McKeehen also created a little piece of poker history by becoming the first person to win the WSOP Main Event sporting an 888poker patch. The 29-year-old was sponsored by 888poker for the “November Nine” final table, eventually outlasting his eight opponents to scoop the $7.68m first prize and the highly coveted gold bracelet. 888poker has become an increasingly influential brand in the US, since securing an initial gaming license to operate online in New Jersey. With over ten million registered players, it’s one of the biggest poker communities, spanning cash games, tournaments and even play money tables.

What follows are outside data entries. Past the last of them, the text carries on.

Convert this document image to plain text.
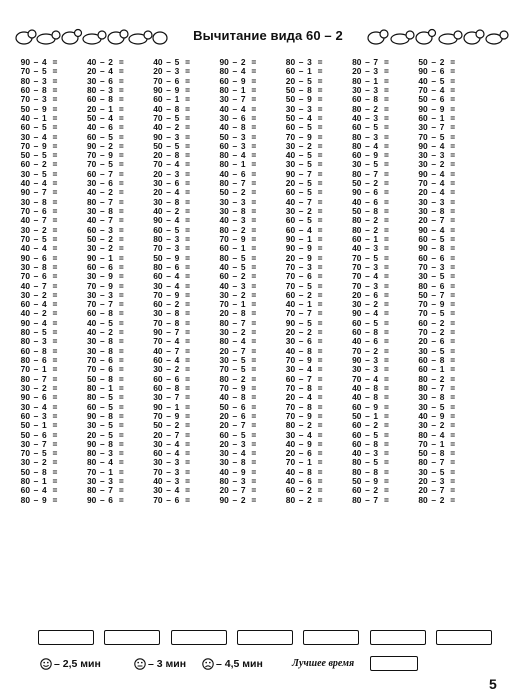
Вычитание вида 60 – 2
90 – 4 =
70 – 5 =
80 – 3 =
60 – 8 =
70 – 3 =
50 – 9 =
40 – 1 =
60 – 5 =
30 – 4 =
70 – 9 =
50 – 5 =
60 – 2 =
30 – 5 =
40 – 4 =
90 – 7 =
30 – 8 =
70 – 6 =
40 – 7 =
30 – 2 =
70 – 5 =
40 – 4 =
90 – 6 =
30 – 8 =
70 – 6 =
40 – 7 =
30 – 2 =
60 – 4 =
40 – 2 =
90 – 4 =
80 – 5 =
80 – 3 =
60 – 8 =
80 – 6 =
70 – 1 =
80 – 7 =
30 – 2 =
90 – 6 =
30 – 4 =
60 – 3 =
50 – 1 =
50 – 6 =
30 – 7 =
70 – 5 =
30 – 2 =
50 – 8 =
80 – 1 =
60 – 4 =
80 – 9 =
40 – 2 =
20 – 4 =
30 – 6 =
80 – 3 =
60 – 8 =
20 – 1 =
50 – 4 =
40 – 6 =
60 – 5 =
90 – 2 =
70 – 9 =
70 – 5 =
60 – 7 =
30 – 6 =
40 – 2 =
80 – 7 =
30 – 8 =
40 – 7 =
60 – 3 =
50 – 2 =
30 – 2 =
90 – 1 =
60 – 6 =
30 – 9 =
70 – 9 =
30 – 3 =
70 – 7 =
60 – 8 =
40 – 5 =
40 – 2 =
30 – 8 =
30 – 8 =
70 – 6 =
70 – 6 =
50 – 8 =
80 – 1 =
80 – 5 =
60 – 5 =
90 – 8 =
30 – 5 =
20 – 5 =
90 – 8 =
80 – 3 =
80 – 4 =
70 – 1 =
30 – 3 =
80 – 7 =
90 – 6 =
40 – 5 =
20 – 3 =
70 – 6 =
90 – 9 =
60 – 1 =
40 – 8 =
70 – 5 =
40 – 2 =
90 – 3 =
50 – 5 =
20 – 8 =
70 – 4 =
20 – 3 =
30 – 6 =
20 – 4 =
30 – 8 =
40 – 2 =
90 – 4 =
60 – 5 =
80 – 3 =
70 – 3 =
50 – 9 =
80 – 6 =
60 – 4 =
30 – 4 =
70 – 9 =
60 – 2 =
30 – 8 =
70 – 8 =
90 – 7 =
70 – 4 =
40 – 7 =
60 – 4 =
30 – 2 =
60 – 6 =
60 – 8 =
30 – 7 =
90 – 1 =
70 – 9 =
50 – 2 =
20 – 7 =
30 – 4 =
60 – 4 =
30 – 3 =
70 – 3 =
40 – 3 =
30 – 4 =
70 – 6 =
90 – 2 =
80 – 4 =
60 – 9 =
80 – 1 =
30 – 7 =
40 – 4 =
30 – 6 =
40 – 8 =
50 – 3 =
60 – 3 =
80 – 4 =
80 – 1 =
40 – 6 =
80 – 7 =
50 – 2 =
30 – 3 =
30 – 8 =
40 – 3 =
80 – 2 =
70 – 9 =
60 – 1 =
80 – 5 =
40 – 5 =
60 – 2 =
40 – 3 =
30 – 2 =
70 – 1 =
20 – 8 =
80 – 7 =
30 – 2 =
80 – 4 =
20 – 7 =
30 – 5 =
70 – 5 =
80 – 2 =
70 – 9 =
40 – 8 =
50 – 6 =
20 – 6 =
20 – 7 =
60 – 5 =
20 – 3 =
30 – 4 =
30 – 8 =
40 – 9 =
80 – 3 =
20 – 7 =
90 – 2 =
80 – 3 =
60 – 1 =
20 – 5 =
50 – 8 =
50 – 9 =
30 – 3 =
50 – 4 =
60 – 5 =
70 – 9 =
30 – 2 =
40 – 5 =
30 – 5 =
90 – 7 =
20 – 5 =
60 – 5 =
40 – 7 =
30 – 2 =
60 – 5 =
60 – 4 =
90 – 1 =
90 – 9 =
20 – 9 =
70 – 3 =
70 – 6 =
70 – 5 =
60 – 2 =
40 – 1 =
70 – 7 =
90 – 5 =
20 – 2 =
30 – 6 =
40 – 8 =
70 – 9 =
30 – 4 =
60 – 7 =
70 – 8 =
20 – 4 =
70 – 8 =
70 – 9 =
80 – 2 =
30 – 4 =
40 – 9 =
20 – 6 =
70 – 1 =
40 – 8 =
40 – 6 =
60 – 2 =
80 – 2 =
80 – 7 =
20 – 3 =
80 – 1 =
30 – 3 =
60 – 8 =
80 – 2 =
40 – 3 =
60 – 5 =
80 – 3 =
80 – 4 =
60 – 9 =
30 – 5 =
80 – 7 =
50 – 2 =
90 – 6 =
40 – 6 =
50 – 8 =
80 – 2 =
80 – 2 =
60 – 1 =
40 – 3 =
70 – 5 =
70 – 3 =
70 – 4 =
70 – 3 =
20 – 6 =
30 – 2 =
90 – 4 =
60 – 5 =
60 – 8 =
40 – 6 =
70 – 2 =
90 – 3 =
30 – 3 =
70 – 4 =
40 – 8 =
40 – 8 =
60 – 9 =
50 – 1 =
60 – 2 =
60 – 5 =
60 – 8 =
40 – 3 =
80 – 5 =
80 – 8 =
50 – 9 =
60 – 2 =
80 – 7 =
50 – 2 =
90 – 6 =
40 – 5 =
70 – 4 =
50 – 6 =
90 – 9 =
60 – 1 =
30 – 7 =
70 – 5 =
90 – 4 =
30 – 3 =
30 – 2 =
90 – 4 =
70 – 4 =
20 – 4 =
30 – 3 =
30 – 8 =
20 – 7 =
90 – 4 =
60 – 5 =
90 – 8 =
60 – 6 =
70 – 3 =
30 – 5 =
80 – 6 =
50 – 7 =
70 – 9 =
70 – 5 =
60 – 2 =
70 – 2 =
20 – 6 =
30 – 5 =
60 – 8 =
60 – 1 =
80 – 2 =
80 – 7 =
30 – 8 =
30 – 5 =
40 – 9 =
30 – 2 =
80 – 4 =
70 – 1 =
50 – 8 =
80 – 7 =
30 – 5 =
20 – 3 =
20 – 7 =
80 – 2 =
– 2,5 мин	– 3 мин	– 4,5 мин	Лучшее время
5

Joe McKeehen: A hugely likeable poker personality

McKeehen certainly appeared ice-cold throughout the event and even after winning his first WSOP gold bracelet, with thousands of fans chanting his name in the Penn and Teller Theater. When asked what he planned to do with his $7.7m winnings, the softly-spoken Pennsylvanian admitted that the prospect of “sharing this with family and friends” was something that excited him most. A humble response after winning poker’s most prestigious prize.

Such is McKeehen’s love for poker and problem-solving that he has continued to play and win in major WSOP tournaments since his Main Event success. In 2017, he took part in the $10,000-entry Limit Hold’em Championship and went on to take down the entire event to bag the second WSOP bracelet of his poker career and a cool $311,000 in prize money. Earlier this year, McKeehen was back in the money again at the 2020 WSOP, bagging the No Limit Hold’em High Roller online event for another $352,985.

In total, McKeehen’s combined winnings from live poker tournaments now exceeds $16.6m. A staggering amount for a young man from a modest suburb of Philadelphia. The WSOP itself has been exceptionally fruitful for McKeehen, with all 43 of his live and online WSOP cashes equating to well over half of his live earnings ($10.85m). Although he may not be as bold and brash as some of his professional poker contemporaries, McKeehen is cool, calm and calculated on and off the tables.